Limitations and API keys
- Default limit (no keys provided): 15 requests per minute.
- If your use case only requires this rate, you do not need to configure or provide API keys.
- If you need more capacity and/or access to additional models, you must provide API keys from the providers you want to use.
- It is highly recommended to provide your own personal keys/credentials for each provider because:
- They allow you to access higher quotas and additional models.
- Avoid dependency on shared or package-limited tokens.
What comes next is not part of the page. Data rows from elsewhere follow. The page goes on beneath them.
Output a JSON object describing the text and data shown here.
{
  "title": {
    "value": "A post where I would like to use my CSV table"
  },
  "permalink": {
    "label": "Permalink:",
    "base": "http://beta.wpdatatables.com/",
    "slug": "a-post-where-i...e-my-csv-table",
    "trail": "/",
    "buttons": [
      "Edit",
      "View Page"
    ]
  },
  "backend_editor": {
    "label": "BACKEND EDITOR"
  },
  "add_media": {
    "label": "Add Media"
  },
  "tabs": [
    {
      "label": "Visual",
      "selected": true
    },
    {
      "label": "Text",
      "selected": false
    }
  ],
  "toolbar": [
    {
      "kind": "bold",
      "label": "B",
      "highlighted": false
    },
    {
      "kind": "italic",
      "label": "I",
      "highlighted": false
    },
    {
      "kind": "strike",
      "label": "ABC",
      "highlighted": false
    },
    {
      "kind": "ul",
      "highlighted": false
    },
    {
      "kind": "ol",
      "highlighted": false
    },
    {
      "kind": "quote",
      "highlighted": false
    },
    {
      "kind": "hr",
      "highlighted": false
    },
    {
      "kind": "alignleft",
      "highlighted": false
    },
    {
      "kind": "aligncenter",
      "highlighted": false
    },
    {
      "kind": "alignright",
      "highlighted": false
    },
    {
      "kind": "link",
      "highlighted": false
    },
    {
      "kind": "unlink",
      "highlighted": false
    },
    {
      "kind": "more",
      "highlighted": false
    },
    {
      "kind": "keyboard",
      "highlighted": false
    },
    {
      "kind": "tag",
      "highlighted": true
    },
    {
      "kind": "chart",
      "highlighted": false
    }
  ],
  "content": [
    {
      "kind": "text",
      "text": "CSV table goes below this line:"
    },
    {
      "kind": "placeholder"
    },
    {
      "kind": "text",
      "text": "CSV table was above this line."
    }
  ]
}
- It is highly recommended to provide your own personal keys/credentials for each provider because:
- Concrete recommendation: the GitHub personal token (GitHub Personal Access Token) is one of the most models you can provide by integrating with certain gateways that use GitHub credentials to unlock models. If you are adding a single credential, this is usually the most useful one.
- Google Gemini usually offers many requests and models if configured correctly (see the Google documentation for details on quotas and permissions).
Configuration of suppliers
You can configure providers using environment variables. Examples of suggested variable names (adjust to your needs or the internal package configuration):
- «GITHUB_TOKEN` - GitHub personal token (recommended if you want many models).
- «GEMINI_API_KEY» -Credential for AI Studio (if applicable).
- «CEREBRAS_API_KEY» - Credential for Cerebras.
- «OPEN_ROUTER_KEY» - Credential for OpenRouter.
- «GROQ_API_KEY» - Credential for Groq.
Manage multiple suppliers
- The package will try to select the best available provider based on the configuration and keys provided.
- If there are no keys, the limited mode (15 rpm) will be activated.
- If you have provided multiple keys, the package will balance/select according to availability and internal policies (see advanced configuration in the package documentation or source code).
Suppliers and links
Here are some of the mentioned suppliers and their official pages:
- Cerebras: https://www.cerebras.ai/
- OpenRouter: https://openrouter.ai/
- AI Studio (Google Gemini): https://aistudio.google.com/
- Groq: https://groq.com/
Self-hosted
- If you want to use self-hosted server, you can visit the github repository of the project and follow the instructions to set up your own instance: https://github.com/programadorisgod/midAI
Good practice
- For local development and testing, use keyless mode up to 15 rpm to avoid exposing credentials.
- For serious integrations and deployments, add personal credentials by provider and review fee limits and billing for each service.
- Keep your tokens in secure environment variables, do not include them in code or public repositories.
- Review each provider’s usage policies (limits, terms and privacy).
Final notes
MID AI is intended as a practical tool to accelerate the development of small/academic projects. If you need production use with high availability and high limits, set up the appropriate vendor keys and review their terms of service.